NIR-II/NIR-I Fluorescence Molecular Tomography of Heterogeneous Mice Based on Gaussian Weighted Neighborhood Fused Lasso Method

• Published in: IEEE transactions on medical imaging Vol. 39; no. 6; pp. 2213 - 2222
• Main Authors: Cai, Meishan, Zhang, Zeyu, Shi, Xiaojing, Hu, Zhenhua, Tian, Jie
• Format: Journal Article
• Language: English
• Published: United States IEEE 01.06.2020; The Institute of Electrical and Electronics Engineers, Inc. (IEEE)
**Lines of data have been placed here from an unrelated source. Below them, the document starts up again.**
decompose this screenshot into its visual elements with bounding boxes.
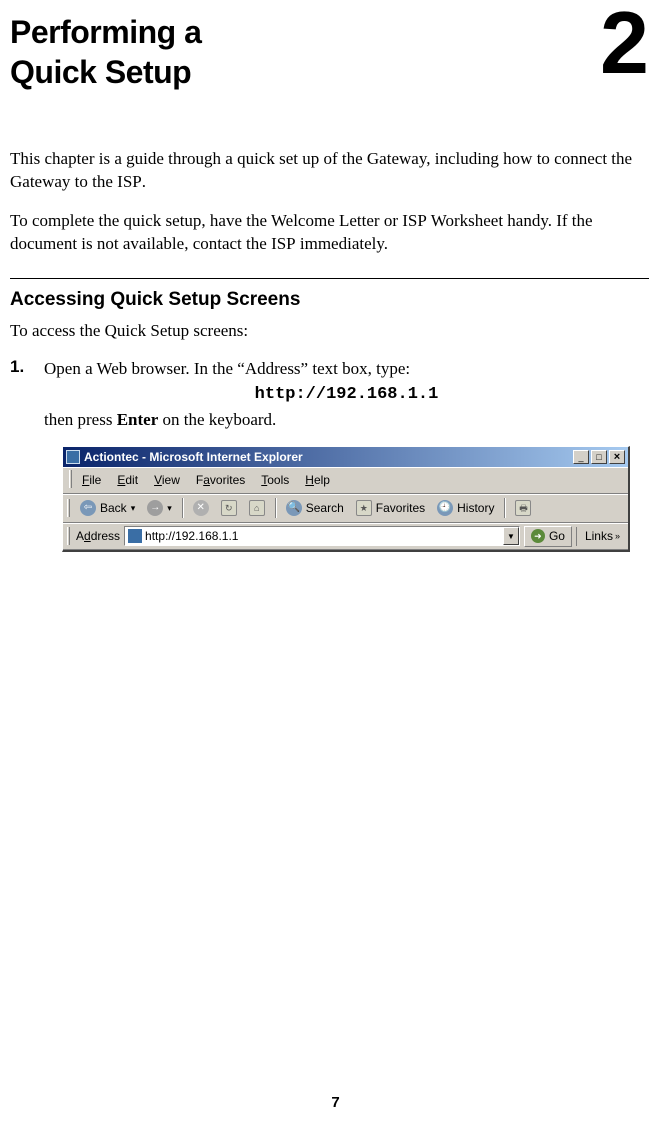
minimize-button[interactable]: _ xyxy=(573,450,589,464)
close-button[interactable]: × xyxy=(609,450,625,464)
section-lead: To access the Quick Setup screens: xyxy=(10,321,649,341)
menu-edit[interactable]: Edit xyxy=(111,470,148,491)
maximize-button[interactable]: □ xyxy=(591,450,607,464)
favorites-button[interactable]: ★ Favorites xyxy=(350,498,431,519)
ie-icon xyxy=(66,450,80,464)
menubar: File Edit View Favorites Tools Help xyxy=(63,467,628,494)
browser-window: Actiontec - Microsoft Internet Explorer … xyxy=(62,446,630,551)
links-button[interactable]: Links » xyxy=(576,527,624,546)
go-button[interactable]: ➜ Go xyxy=(524,526,572,547)
print-button[interactable]: 🖶 xyxy=(509,498,537,518)
menu-help[interactable]: Help xyxy=(299,470,340,491)
addressbar: Address ▼ ➜ Go Links » xyxy=(63,523,628,550)
code-url: http://192.168.1.1 xyxy=(44,383,649,407)
history-icon: 🕘 xyxy=(437,500,453,516)
menu-favorites[interactable]: Favorites xyxy=(190,470,255,491)
step-body: Open a Web browser. In the “Address” tex… xyxy=(44,357,649,552)
forward-arrow-icon: → xyxy=(147,500,163,516)
stop-icon: ✕ xyxy=(193,500,209,516)
grip-icon xyxy=(69,470,72,488)
toolbar: ⇦ Back ▾ → ▾ ✕ ↻ ⌂ 🔍 Search ★ xyxy=(63,494,628,523)
go-icon: ➜ xyxy=(531,529,545,543)
history-button[interactable]: 🕘 History xyxy=(431,498,500,519)
home-icon: ⌂ xyxy=(249,500,265,516)
step-number: 1. xyxy=(10,357,30,552)
chevron-down-icon: ▾ xyxy=(167,502,172,515)
chevron-right-icon: » xyxy=(615,530,620,543)
address-input[interactable] xyxy=(145,529,503,543)
section-heading: Accessing Quick Setup Screens xyxy=(10,289,649,311)
grip-icon xyxy=(67,527,70,545)
chapter-number: 2 xyxy=(600,8,649,78)
search-icon: 🔍 xyxy=(286,500,302,516)
intro-paragraph-1: This chapter is a guide through a quick … xyxy=(10,148,649,194)
chapter-title-line1: Performing a xyxy=(10,14,201,50)
favorites-icon: ★ xyxy=(356,500,372,516)
grip-icon xyxy=(67,499,70,517)
titlebar: Actiontec - Microsoft Internet Explorer … xyxy=(63,447,628,467)
home-button[interactable]: ⌂ xyxy=(243,498,271,518)
window-title: Actiontec - Microsoft Internet Explorer xyxy=(84,449,303,466)
menu-view[interactable]: View xyxy=(148,470,190,491)
print-icon: 🖶 xyxy=(515,500,531,516)
forward-button[interactable]: → ▾ xyxy=(141,498,178,518)
intro-paragraph-2: To complete the quick setup, have the We… xyxy=(10,210,649,256)
address-combo[interactable]: ▼ xyxy=(124,526,520,546)
page-number: 7 xyxy=(0,1094,671,1111)
section-divider xyxy=(10,278,649,279)
menu-tools[interactable]: Tools xyxy=(255,470,299,491)
separator xyxy=(275,498,276,518)
search-button[interactable]: 🔍 Search xyxy=(280,498,350,519)
stop-button[interactable]: ✕ xyxy=(187,498,215,518)
menu-file[interactable]: File xyxy=(76,470,111,491)
step-1: 1. Open a Web browser. In the “Address” … xyxy=(10,357,649,552)
separator xyxy=(182,498,183,518)
chevron-down-icon: ▾ xyxy=(131,502,136,515)
back-arrow-icon: ⇦ xyxy=(80,500,96,516)
page-icon xyxy=(128,529,142,543)
chapter-title-line2: Quick Setup xyxy=(10,54,191,90)
address-dropdown-button[interactable]: ▼ xyxy=(503,527,519,545)
refresh-button[interactable]: ↻ xyxy=(215,498,243,518)
chapter-title: Performing a Quick Setup xyxy=(10,12,201,92)
back-button[interactable]: ⇦ Back ▾ xyxy=(74,498,141,519)
step-line1: Open a Web browser. In the “Address” tex… xyxy=(44,359,410,378)
address-label: Address xyxy=(74,528,124,545)
refresh-icon: ↻ xyxy=(221,500,237,516)
separator xyxy=(504,498,505,518)
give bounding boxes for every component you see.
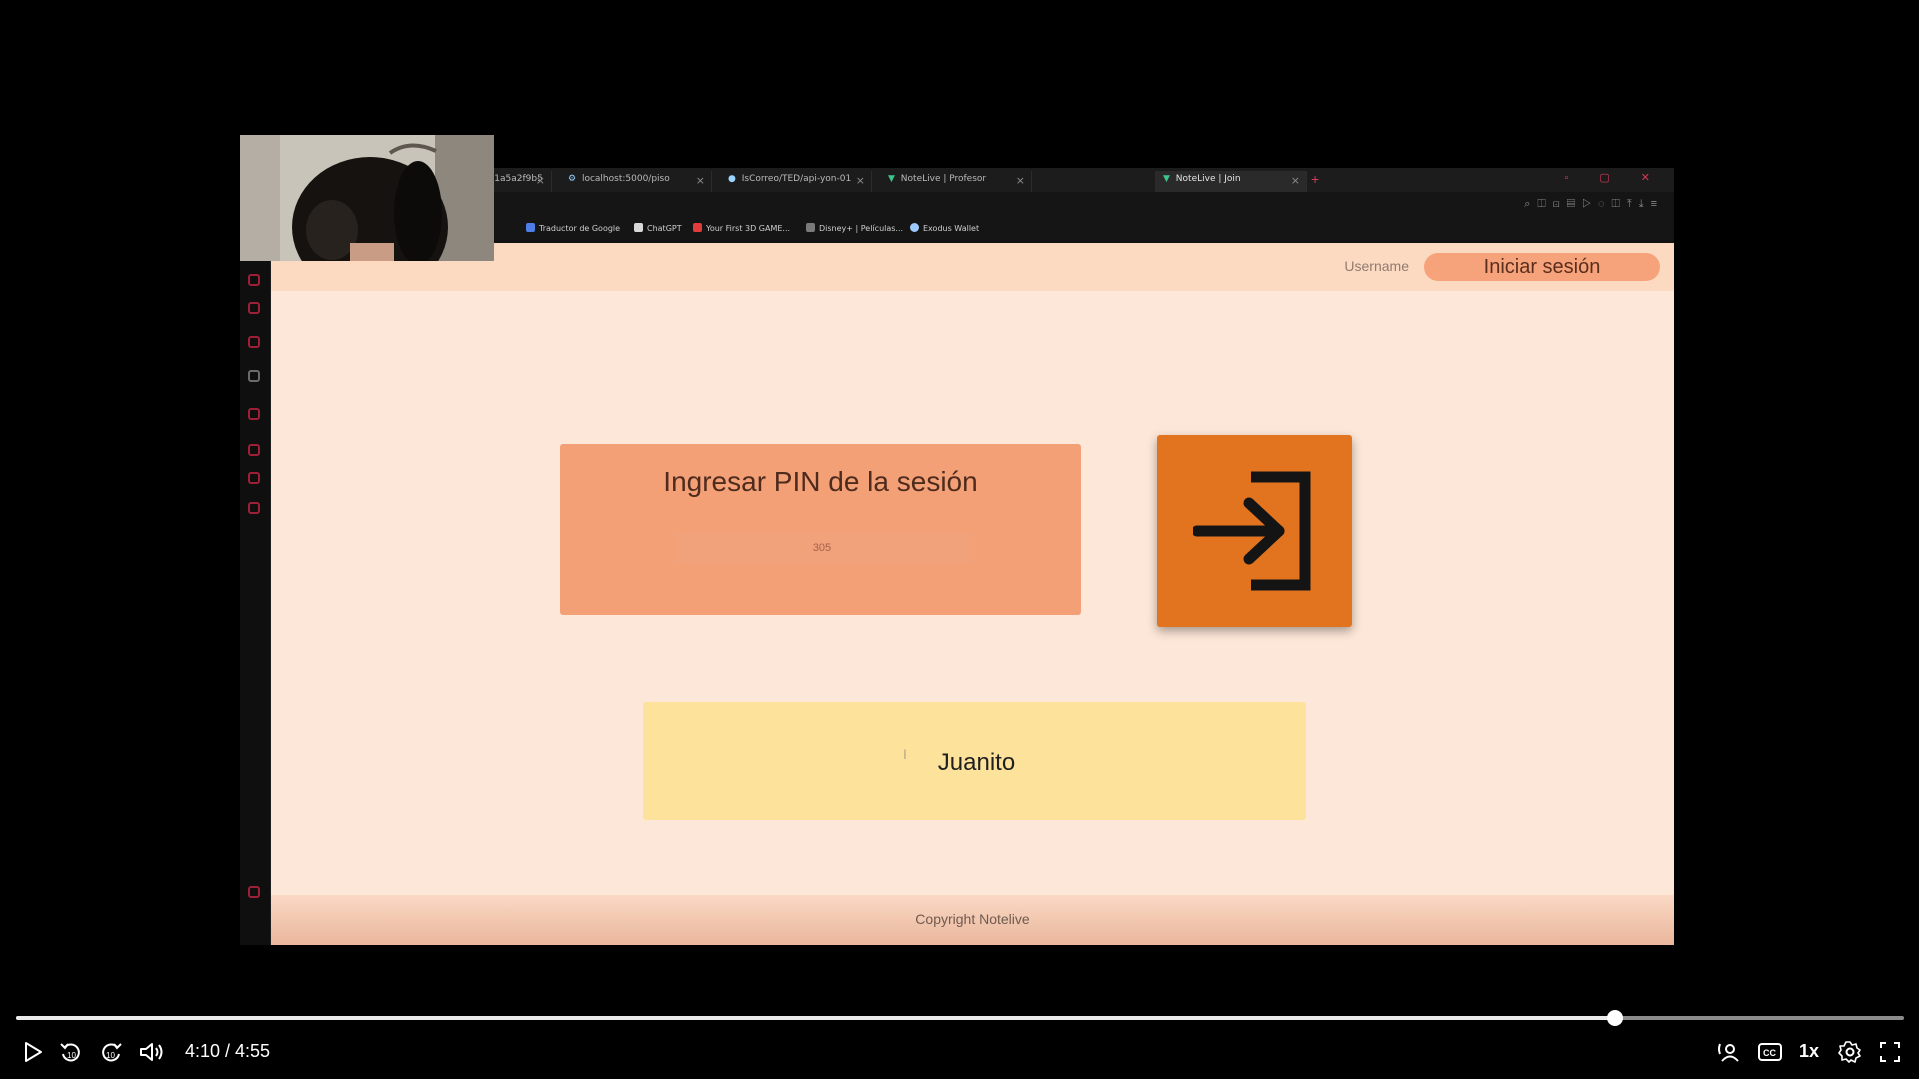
progress-thumb[interactable] xyxy=(1607,1010,1624,1026)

• Subjects: Accuracy; Algorithms; Biomarkers; Biomedical materials; Biomedical optical imaging; Computer simulation; Fluorescence; Fluorescence molecular tomography; GWNFL method; I.R. radiation; Image reconstruction; Imaging techniques; In vivo; In vivo methods and tests; Infrared windows; Inverse problems; Light scattering; Lymph nodes; Mathematical models; Molecular imaging; Near infrared radiation; NIR-I; NIR-II; Optical properties; Optical scattering; Reconstruction; Tomography
• ISSN: 0278-0062; 1558-254X; 1558-254X
• DOI: 10.1109/TMI.2020.2964853

Fluorescence molecular tomography (FMT), which can visualize the distribution of fluorescence biomarkers, has become a novel three-dimensional noninvasive imaging technique for in vivo studies such as tumor detection and lymph node location. However, it remains a challenging problem to achieve satisfactory reconstruction performance of conventional FMT in the first near-infrared window (NIR-I, 700-900nm) because of the severe scattering of NIR-I light. In this study, a promising FMT method for heterogeneous mice was proposed to improve the reconstruction accuracy using the second near-infrared window (NIR-II, 1000-1700nm), where the light scattering significantly reduced compared with NIR-I. The optical properties of NIR-II were analyzed to construct the forward model for NIR-II FMT. Furthermore, to raise the accuracy of solution of the inverse problem, we proposed a novel Gaussian weighted neighborhood fused Lasso (GWNFL) method. Numerical simulation was performed to demonstrate the outperformance of GWNFL compared with other algorithms. Besides, a novel NIR-II/NIR-I dual-modality FMT system was developed to contrast the in vivo reconstruction performance between NIR-II FMT and NIR-I FMT. To compare the reconstruction performance of NIR-II FMT with traditional NIR-I FMT, numerical simulations and in vivo experiments were conducted. Both the simulation and in vivo results showed that NIR-II FMT outperformed NIR-I FMT in terms of location accuracy and spatial overlap index. It is believed that this study could promote the development and biomedical application of NIR-II FMT in the future.